FactorPortugalCzech Republic
Territorial TaxationNoNo
Digital Nomad VisaYesNo
Wealth TaxNoNo
CFC RulesYesYes

Special Regimes Available

CountryRegimeRate / BenefitDuration
PortugalIFICI (ex-NHR)10% flat rate10 years

Frequently Asked Questions

Which country has lower taxes: Portugal or Czech Republic?
Portugal has a top income tax rate of 48% and corporate tax of 21%. Czech Republic has 23% and 21% respectively. On €100k gross, estimated take-home is €57,800 in Portugal vs €74,050 in Czech Republic.

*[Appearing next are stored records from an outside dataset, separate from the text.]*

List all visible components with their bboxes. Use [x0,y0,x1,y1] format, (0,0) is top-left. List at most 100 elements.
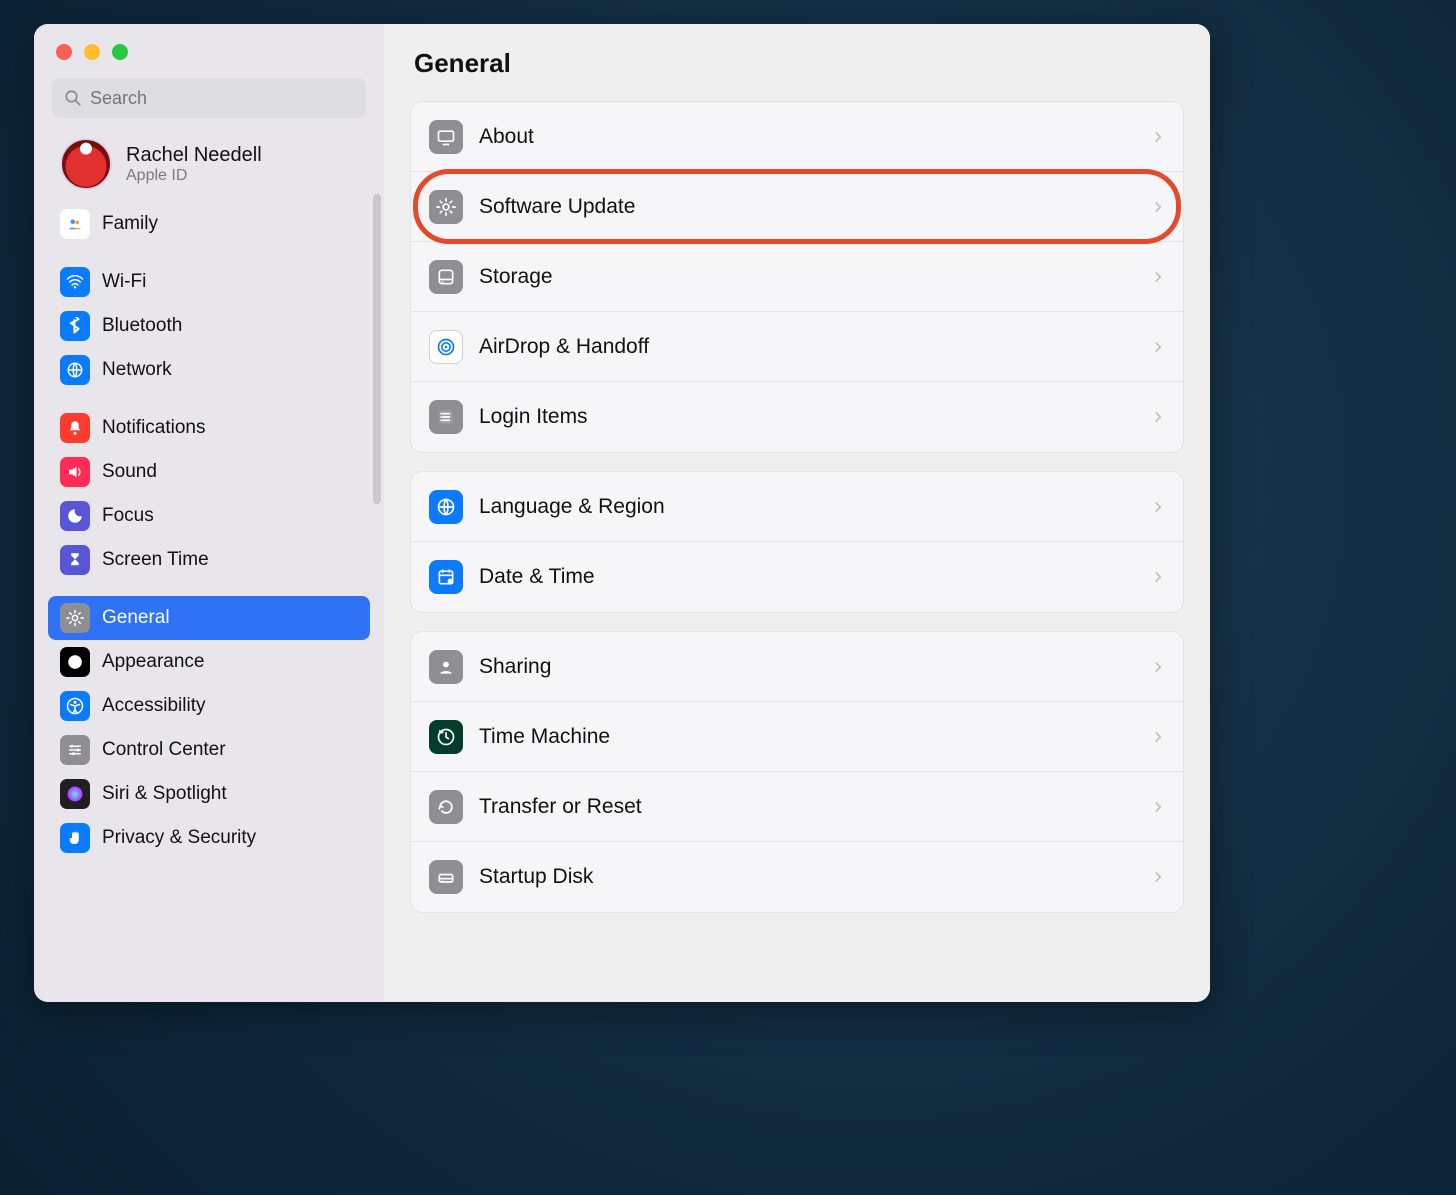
sidebar-item-label: Siri & Spotlight [102,783,227,805]
chevron-right-icon [1151,130,1165,144]
settings-group: Sharing Time Machine Transfer or Reset S… [410,631,1184,913]
siri-icon [60,779,90,809]
sidebar-item-label: Network [102,359,172,381]
settings-row-label: Sharing [479,655,551,679]
sidebar-item-screen-time[interactable]: Screen Time [48,538,370,582]
chevron-right-icon [1151,270,1165,284]
page-title: General [414,48,1184,79]
globe-icon [429,490,463,524]
wifi-icon [60,267,90,297]
reset-icon [429,790,463,824]
sliders-icon [60,735,90,765]
sidebar-item-focus[interactable]: Focus [48,494,370,538]
sidebar-item-label: General [102,607,170,629]
sidebar-item-label: Notifications [102,417,206,439]
search-field[interactable] [52,78,366,118]
sidebar-item-label: Appearance [102,651,204,673]
network-icon [60,355,90,385]
search-input[interactable] [90,88,354,109]
family-icon [60,209,90,239]
settings-row-startup-disk[interactable]: Startup Disk [411,842,1183,912]
timemachine-icon [429,720,463,754]
sidebar-item-wi-fi[interactable]: Wi-Fi [48,260,370,304]
chevron-right-icon [1151,410,1165,424]
search-icon [64,89,82,107]
settings-row-label: Transfer or Reset [479,795,642,819]
accessibility-icon [60,691,90,721]
sidebar-item-appleid[interactable]: Rachel Needell Apple ID [34,128,384,198]
sidebar-item-general[interactable]: General [48,596,370,640]
settings-row-login-items[interactable]: Login Items [411,382,1183,452]
settings-row-label: About [479,125,534,149]
settings-row-date-time[interactable]: Date & Time [411,542,1183,612]
gear-icon [429,190,463,224]
minimize-button[interactable] [84,44,100,60]
sidebar-item-appearance[interactable]: Appearance [48,640,370,684]
sidebar-item-privacy-security[interactable]: Privacy & Security [48,816,370,860]
settings-row-software-update[interactable]: Software Update [411,172,1183,242]
sidebar-item-sound[interactable]: Sound [48,450,370,494]
gear-icon [60,603,90,633]
sidebar-list: Family Wi-Fi Bluetooth Network Notificat… [34,198,384,1002]
settings-row-transfer-or-reset[interactable]: Transfer or Reset [411,772,1183,842]
chevron-right-icon [1151,730,1165,744]
sidebar-item-label: Family [102,213,158,235]
bell-icon [60,413,90,443]
settings-row-label: Storage [479,265,553,289]
sidebar: Rachel Needell Apple ID Family Wi-Fi Blu… [34,24,384,1002]
chevron-right-icon [1151,200,1165,214]
settings-row-storage[interactable]: Storage [411,242,1183,312]
settings-group: Language & Region Date & Time [410,471,1184,613]
user-name-label: Rachel Needell [126,144,262,167]
chevron-right-icon [1151,870,1165,884]
maximize-button[interactable] [112,44,128,60]
settings-group: About Software Update Storage AirDrop & … [410,101,1184,453]
settings-window: Rachel Needell Apple ID Family Wi-Fi Blu… [34,24,1210,1002]
sidebar-item-control-center[interactable]: Control Center [48,728,370,772]
settings-row-sharing[interactable]: Sharing [411,632,1183,702]
settings-row-language-region[interactable]: Language & Region [411,472,1183,542]
hand-icon [60,823,90,853]
sidebar-item-label: Bluetooth [102,315,182,337]
sidebar-item-family[interactable]: Family [48,202,370,246]
settings-row-airdrop-handoff[interactable]: AirDrop & Handoff [411,312,1183,382]
user-subtitle-label: Apple ID [126,167,262,185]
settings-row-time-machine[interactable]: Time Machine [411,702,1183,772]
sidebar-item-label: Control Center [102,739,226,761]
settings-row-about[interactable]: About [411,102,1183,172]
settings-row-label: Software Update [479,195,635,219]
settings-row-label: Startup Disk [479,865,593,889]
avatar [60,138,112,190]
window-controls [34,42,384,78]
sidebar-item-label: Privacy & Security [102,827,256,849]
sound-icon [60,457,90,487]
sidebar-item-label: Accessibility [102,695,205,717]
sidebar-item-label: Wi-Fi [102,271,146,293]
list-icon [429,400,463,434]
content-pane: General About Software Update Storage Ai… [384,24,1210,1002]
appearance-icon [60,647,90,677]
sidebar-item-bluetooth[interactable]: Bluetooth [48,304,370,348]
airdrop-icon [429,330,463,364]
settings-row-label: Language & Region [479,495,665,519]
calendar-icon [429,560,463,594]
chevron-right-icon [1151,660,1165,674]
sidebar-item-label: Focus [102,505,154,527]
sidebar-item-notifications[interactable]: Notifications [48,406,370,450]
chevron-right-icon [1151,800,1165,814]
sidebar-item-network[interactable]: Network [48,348,370,392]
chevron-right-icon [1151,500,1165,514]
sidebar-scrollbar[interactable] [373,194,381,504]
sidebar-item-siri-spotlight[interactable]: Siri & Spotlight [48,772,370,816]
disk-icon [429,260,463,294]
settings-row-label: Login Items [479,405,588,429]
close-button[interactable] [56,44,72,60]
settings-row-label: Time Machine [479,725,610,749]
person-icon [429,650,463,684]
settings-row-label: AirDrop & Handoff [479,335,649,359]
chevron-right-icon [1151,340,1165,354]
sidebar-item-accessibility[interactable]: Accessibility [48,684,370,728]
drive-icon [429,860,463,894]
moon-icon [60,501,90,531]
sidebar-item-label: Sound [102,461,157,483]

Actual liability varies with deductions, residency rules, and individual circumstances.
Is Portugal or Czech Republic better for expats and digital nomads?
Portugal uses a worldwide tax system and offers the IFICI (ex-NHR) (10% flat rate, 10 years). Czech Republic uses a worldwide tax system. The best choice depends on income type, desired residency duration, and lifestyle preferences.
What is the corporate tax difference between Portugal and Czech Republic?
The statutory corporate tax rate is 21% in Portugal and 21% in Czech Republic. Effective rates can differ significantly due to deductions, loss carry-forwards, and R&D credits. Both countries may offer reduced rates or special regimes for SMEs or qualifying businesses.
Disclaimer: Rates shown are statutory rates for 2026. Effective rates vary with deductions and individual circumstances. Not tax advice.